En el pequeño y tranquilo pueblo, una atmósfera sombría envolvía a todos mientras la familia y amigos de Mateo se reunían para despedirlo por última vez. Las miradas llenas de tristeza se posaban sobre el ataúd, pero lo que más destacaba era la ausencia de Claudia. La chica, que había sido la luz de Mateo, ahora se sumía en el dolor y la culpa, negándose a enfrentar la realidad. Doña Inés, quien siempre había considerado a Claudia como una hija, decidió visitarla. “No puedes seguir huyendo de esto, Claudia. Mateo te necesita, y nosotros también”, dijo, con voz urgente. Pero Claudia, con los ojos rojos y una voz tan suave como el viento, solo negó con la cabeza: “No puedo. Yo soy la culpable.”
Mientras tanto, en la casa de Don Pedro, la ira se desbordaba.

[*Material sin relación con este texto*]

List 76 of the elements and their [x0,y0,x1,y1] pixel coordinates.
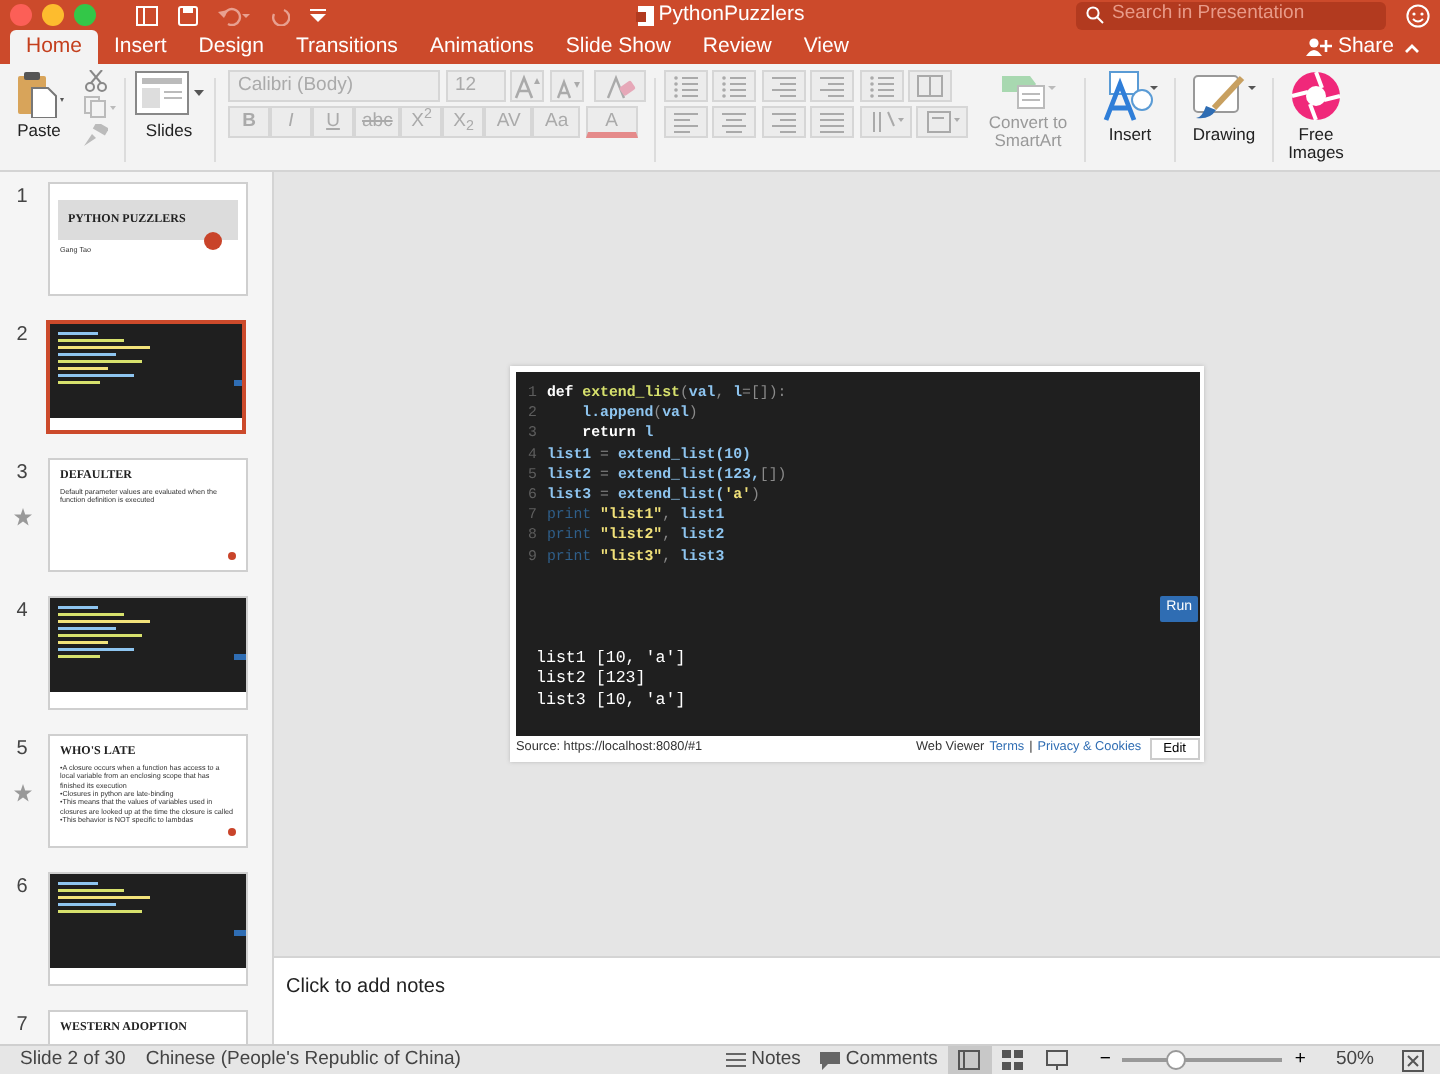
ribbon-tab[interactable]: Design [182,30,280,64]
slide-sorter-icon [1002,1050,1025,1070]
free-images-button[interactable]: Free Images [1282,69,1350,164]
align-text-icon[interactable] [924,108,960,136]
smiley-icon[interactable] [1406,3,1430,27]
convert-to-smartart-button[interactable]: Convert to SmartArt [980,69,1076,152]
ribbon-tab[interactable]: Review [686,30,788,64]
slide-number: 3 [16,460,28,488]
columns-icon[interactable] [912,71,948,99]
document-icon [635,5,654,25]
comments-button[interactable]: Comments [820,1045,938,1074]
ribbon-tab[interactable]: View [787,30,865,64]
slide-layout-icon [133,69,205,117]
clear-formatting-icon[interactable] [603,71,635,99]
search-field[interactable]: Search in Presentation [1076,1,1386,29]
circle-logo-icon [228,828,236,836]
new-slide-button[interactable]: Slides [133,69,205,141]
text-box-shape-icon [1100,69,1160,121]
slide-counter: Slide 2 of 30 [20,1045,126,1074]
drawing-button[interactable]: Drawing [1184,69,1264,145]
output-line: list1 [10, 'a'] [536,649,688,670]
grow-font-icon[interactable] [512,71,542,99]
circle-logo-icon [204,232,222,250]
ribbon-tab[interactable]: Insert [98,30,183,64]
text-direction-icon[interactable] [867,108,903,136]
insert-button[interactable]: Insert [1094,69,1166,145]
format-painter-icon[interactable] [83,123,107,145]
slide-number: 1 [16,184,28,212]
fit-to-window-icon[interactable] [1402,1049,1424,1071]
ribbon-tab[interactable]: Home [10,30,99,64]
slide-number: 5 [16,736,28,764]
zoom-out-button[interactable]: − [1099,1045,1111,1074]
increase-indent-icon[interactable] [814,71,850,99]
slide-number: 4 [16,598,28,626]
sidebar-icon[interactable] [136,5,158,25]
presentation-screen-icon [1046,1050,1069,1070]
window-control-icon[interactable] [10,4,32,26]
comment-icon [820,1051,841,1069]
ribbon-tab[interactable]: Animations [413,30,550,64]
save-icon[interactable] [178,5,198,25]
circle-logo-icon [228,552,236,560]
paste-button[interactable]: Paste [5,69,73,141]
window-control-icon[interactable] [42,4,64,26]
output-line: list2 [123] [536,670,648,692]
copy-icon[interactable] [83,96,115,118]
window-title: PythonPuzzlers [658,0,805,30]
slide-number: 6 [16,874,28,902]
normal-view-icon [958,1050,981,1070]
notes-icon [726,1052,747,1068]
zoom-slider-thumb[interactable] [1165,1050,1186,1070]
share-button[interactable]: Share [1306,31,1394,63]
numbering-icon[interactable] [716,71,752,99]
output-line: list3 [10, 'a'] [536,691,688,713]
ribbon-tab[interactable]: Transitions [279,30,414,64]
collapse-ribbon-icon[interactable] [1404,41,1420,53]
slide-number: 7 [16,1012,28,1040]
cut-icon[interactable] [83,69,107,91]
justify-icon[interactable] [814,108,850,136]
zoom-level: 50% [1335,1045,1374,1074]
window-control-icon[interactable] [74,4,96,26]
undo-icon[interactable] [218,5,250,25]
ribbon-tab[interactable]: Slide Show [549,30,687,64]
zoom-in-button[interactable]: + [1294,1045,1306,1074]
add-person-icon [1306,38,1333,56]
redo-icon[interactable] [270,5,290,25]
slide-number: 2 [16,322,28,350]
view-button[interactable] [947,1045,992,1074]
align-center-icon[interactable] [716,108,752,136]
notes-button[interactable]: Notes [726,1045,801,1074]
search-icon [1086,5,1104,23]
notes-placeholder[interactable]: Click to add notes [286,976,445,998]
aperture-logo-icon [1290,69,1342,121]
clipboard-icon [13,69,65,117]
customize-menu-icon[interactable] [310,7,326,23]
language-label[interactable]: Chinese (People's Republic of China) [145,1045,461,1074]
paintbrush-icon [1190,69,1258,121]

Él confrontó a Andrés, el mejor amigo de Mateo, acusándolo de algo aún no revelado. “¡Todo es culpa tuya! Si no lo hubieras involucrado en esto, Mateo no habría sufrido este destino”, le gritó. Andrés, lleno de culpa, no podía responder, permaneciendo en silencio con los ojos empañados de lágrimas.
En otro rincón de la historia, Marta continuaba su lucha por la justicia para Fina, la amiga que había sido abusada por Santiago en la cárcel. “¡No dejaré que se salga con la suya!” juró ante un grupo de seguidores. Pero esto la ponía en una situación aún más peligrosa cuando Santiago descubrió su plan y decidió actuar antes. Los secretos empezaban a salir a la luz, las relaciones eran puestas a prueba y la venganza acechaba. En el pueblo tranquilo, aquellos que alguna vez fueron cercanos ahora se convirtieron en enemigos, y la oscura verdad amenazaba con romper la paz que alguna vez existió.